Ne pas aimer qui aimait la France, c’était alors aimer les ennemis de la France.⁵
*
Après-guerre, l’Amérique a souhaité obtenir ses retours sur investissement : il n’était pas
question pour elle de laisser son D-Day sans revenus sonnants et trébuchants. Money is
money ! Pour ce faire, le plan Marshall, officiellement nommé Programme de rétablissement
européen, industrialisa la France avec pour objectif son américanisation.

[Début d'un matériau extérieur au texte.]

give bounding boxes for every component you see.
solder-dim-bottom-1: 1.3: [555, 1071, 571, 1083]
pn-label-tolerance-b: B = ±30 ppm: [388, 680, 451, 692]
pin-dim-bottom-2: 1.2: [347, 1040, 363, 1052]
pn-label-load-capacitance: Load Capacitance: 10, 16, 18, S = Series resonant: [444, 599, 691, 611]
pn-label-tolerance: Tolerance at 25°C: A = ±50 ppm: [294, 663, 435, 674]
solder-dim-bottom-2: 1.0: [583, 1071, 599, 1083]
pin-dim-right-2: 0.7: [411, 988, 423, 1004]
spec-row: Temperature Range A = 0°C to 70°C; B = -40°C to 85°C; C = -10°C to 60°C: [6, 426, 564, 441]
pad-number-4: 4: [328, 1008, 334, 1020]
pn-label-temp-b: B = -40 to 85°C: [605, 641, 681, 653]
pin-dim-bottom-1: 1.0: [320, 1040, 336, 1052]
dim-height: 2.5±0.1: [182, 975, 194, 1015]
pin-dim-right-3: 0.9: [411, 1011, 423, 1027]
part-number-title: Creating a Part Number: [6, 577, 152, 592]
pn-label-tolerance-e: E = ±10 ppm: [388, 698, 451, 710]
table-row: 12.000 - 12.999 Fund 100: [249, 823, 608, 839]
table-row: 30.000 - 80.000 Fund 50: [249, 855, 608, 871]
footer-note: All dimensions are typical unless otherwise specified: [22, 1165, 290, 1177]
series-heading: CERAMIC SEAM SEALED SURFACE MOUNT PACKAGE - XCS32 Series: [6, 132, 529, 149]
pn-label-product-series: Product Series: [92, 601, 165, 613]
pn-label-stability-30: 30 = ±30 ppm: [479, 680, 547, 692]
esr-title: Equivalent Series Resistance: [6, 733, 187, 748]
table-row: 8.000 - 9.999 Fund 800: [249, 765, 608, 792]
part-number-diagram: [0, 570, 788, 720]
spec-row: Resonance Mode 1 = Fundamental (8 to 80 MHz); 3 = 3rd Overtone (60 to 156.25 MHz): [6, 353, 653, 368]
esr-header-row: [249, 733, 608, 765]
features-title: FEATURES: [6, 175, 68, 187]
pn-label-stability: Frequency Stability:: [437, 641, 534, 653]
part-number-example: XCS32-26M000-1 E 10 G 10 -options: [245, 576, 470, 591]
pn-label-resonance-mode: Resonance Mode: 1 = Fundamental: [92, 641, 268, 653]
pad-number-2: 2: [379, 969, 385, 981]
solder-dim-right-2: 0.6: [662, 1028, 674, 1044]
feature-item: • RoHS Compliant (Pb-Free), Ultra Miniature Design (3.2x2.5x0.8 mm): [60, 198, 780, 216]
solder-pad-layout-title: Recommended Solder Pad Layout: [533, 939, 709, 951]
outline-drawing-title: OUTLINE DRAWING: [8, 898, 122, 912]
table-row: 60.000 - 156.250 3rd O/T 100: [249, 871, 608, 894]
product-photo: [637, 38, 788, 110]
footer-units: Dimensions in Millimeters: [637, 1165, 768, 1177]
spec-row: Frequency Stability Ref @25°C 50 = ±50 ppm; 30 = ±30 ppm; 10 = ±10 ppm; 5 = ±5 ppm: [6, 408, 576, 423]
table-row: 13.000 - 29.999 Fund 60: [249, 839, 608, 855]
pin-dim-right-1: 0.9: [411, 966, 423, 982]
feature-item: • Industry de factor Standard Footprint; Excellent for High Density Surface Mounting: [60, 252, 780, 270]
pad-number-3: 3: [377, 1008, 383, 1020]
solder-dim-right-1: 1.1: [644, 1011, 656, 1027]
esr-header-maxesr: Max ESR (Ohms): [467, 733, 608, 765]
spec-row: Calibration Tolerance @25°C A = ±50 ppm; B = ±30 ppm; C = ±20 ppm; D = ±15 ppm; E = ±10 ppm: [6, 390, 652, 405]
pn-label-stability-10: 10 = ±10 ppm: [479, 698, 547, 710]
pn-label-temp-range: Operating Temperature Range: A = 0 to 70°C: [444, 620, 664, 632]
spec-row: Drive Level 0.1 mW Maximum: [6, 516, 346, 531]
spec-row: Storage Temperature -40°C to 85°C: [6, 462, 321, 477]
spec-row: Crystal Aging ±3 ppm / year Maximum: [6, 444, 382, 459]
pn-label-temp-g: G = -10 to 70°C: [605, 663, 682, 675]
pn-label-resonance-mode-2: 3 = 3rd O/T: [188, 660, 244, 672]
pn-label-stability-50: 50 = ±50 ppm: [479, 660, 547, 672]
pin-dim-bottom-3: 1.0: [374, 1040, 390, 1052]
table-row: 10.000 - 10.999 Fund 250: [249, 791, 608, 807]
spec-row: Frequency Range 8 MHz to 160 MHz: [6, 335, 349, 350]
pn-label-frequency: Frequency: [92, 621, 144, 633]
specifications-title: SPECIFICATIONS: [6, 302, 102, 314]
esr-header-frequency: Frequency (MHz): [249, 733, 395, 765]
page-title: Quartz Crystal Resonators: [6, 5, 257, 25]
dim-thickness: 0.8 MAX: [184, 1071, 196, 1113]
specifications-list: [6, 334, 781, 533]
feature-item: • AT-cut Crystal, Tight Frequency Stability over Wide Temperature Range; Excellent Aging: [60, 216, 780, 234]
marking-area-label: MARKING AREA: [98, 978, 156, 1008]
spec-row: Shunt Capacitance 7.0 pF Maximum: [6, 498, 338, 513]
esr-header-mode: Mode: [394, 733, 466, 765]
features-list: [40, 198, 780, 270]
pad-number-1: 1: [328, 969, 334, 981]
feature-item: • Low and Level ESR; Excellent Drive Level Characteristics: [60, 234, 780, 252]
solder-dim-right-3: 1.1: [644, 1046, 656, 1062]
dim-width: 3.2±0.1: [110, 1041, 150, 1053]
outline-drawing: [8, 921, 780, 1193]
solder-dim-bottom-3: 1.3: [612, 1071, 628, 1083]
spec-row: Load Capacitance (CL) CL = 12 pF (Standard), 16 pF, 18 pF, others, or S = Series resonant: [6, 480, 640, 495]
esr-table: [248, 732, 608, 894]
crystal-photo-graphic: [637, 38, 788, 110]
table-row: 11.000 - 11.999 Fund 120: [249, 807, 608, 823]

Ce à quoi aspirait
le projet AMGOT⁶, administrer la France comme une colonie américaine, un projet
fermement refusé par de Gaulle, ce plan Marshall l’obtint par d’autres moyens.
Cette industrialisation à marche forcée du pays a détruit la France rurale et agricole,
provinciale et traditionnelle, au profit de la bétonisation des corps, des cœurs et des âmes.
Elle a aussi fonctionné comme un autodafé de la vieille culture que les États-Unis ont
remplacée par la leur — du moins ce qui en tient lieu.
Quels ont été les instruments de cette bétonisation existentielle qui eut lieu dans
l’immédiat après-guerre⁷ ? La télévision qui produit un réel de substitution au réel banal
dans lequel chacun vit une vie mutilée, le cinéma qui remplace les vérités de l’histoire par
les légendes idéologiques de fictions épiques, la littérature devenue prolongement du
journalisme, le jazz, le rock et la pop remplaçant la musique dite classique, la chanson de
variété en rupture avec la chanson poème, Disneyland comme Mont-Saint-Michel
américain, le règne de la propagande théorisée par Edward Bernays⁸, le neveu de Sigmund
Freud, en lieu et place du débat consubstantiel à la rationalité classique.
Il y eut des résistances françaises à cet effacement progressif de la culture française : le
cinéma de Jacques Tati, poétique et critique, burlesque et politique au plus haut degré —
qu’on se rappelle Jour de fête (1946) dont le facteur se trouve contaminé par le modernisme
américain après qu’il a vu aux actualités, sous le chapiteau d’un cirque ambulant, un
reportage sur les postes aux États-Unis qui distribuaient les lettres et paquets par
hélicoptère, mais aussi la critique du règne des loisirs, Les Vacances de monsieur Hulot
(1953), celle de la tyrannie de la voiture, Trafic (1971), celle des gadgets de la modernité,
Mon Oncle (1958), celle de l’inhumanité de l’architecture et de l’urbanisme contemporains
dans Playtime (1967) ; les chansons de Brassens, Brel, Ferré ou Ferrat — qu’on songe à La
Montagne (1965) qui fit plus que nombre de sociologues pour raconter le passage de la
France rurale à celle du Formica et du ciné, du HLM et du poulet aux hormones ; Jacques
Ellul et Bernard Charbonneau, deux monuments injustement méconnus de la philosophie
qui, entre autres pépites intellectuelles, ont dévoilé les ravages de la technique, les dégâts de
la propagande, les dommages causés à la nature, la toxicité de la nourriture industrielle, la
destruction des paysages, l’avènement du nihilisme, la folie de la société de consommation,
la destruction des campagnes ; les livres de Joseph Delteil, notamment La Deltheillerie
(1968) un authentique chef-d’œuvre parmi les nombreux autres que comporte son œuvre
complète ; les fictions documentaires de Georges Rouquier : Farrebique (1946) puis
Biquefarre (1983) qui, du noir et blanc poétique aux couleurs tristes et fades de la
postmodernité, racontent ce passage d’un monde à l’autre.
Désormais, le cinéma fabrique la vérité, suivi en cela par la bouillie déversée sur les
écrans ; les chansons, quand elles ne sont pas anglo-saxonnes, sont la plupart du temps des
susurrements épuisés, ceci n’excluant pas cela ; le premier rappeur venu passe pour un
nouveau Rimbaud ; la philosophie est une affaire de normaliens qui enfilent des propos de
bistrot en citant Spinoza, sans oublier de passer à la caisse pour empocher les copieux
honoraires de conférences destinées aux notaires ou aux pharmaciens ; les livres sont des
produits culturels formatés pour le marché, et beaucoup d’entre eux ne sont d’ailleurs même
pas écrits par ceux qui les signent — je connais le nom de quelques imposteurs notoires
dans le monde des idées et celui de leurs nègres ; les fictions documentaires ont laissé place
aux films idéologiques qui assurent la propagande du politiquement correct.
Les États-Unis n’ont pas débarqué pour rien en Normandie le 6 juin 1944. Ils nous ont
offert leur « culture » ; une contre-culture française est possible, elle est affaire de volonté.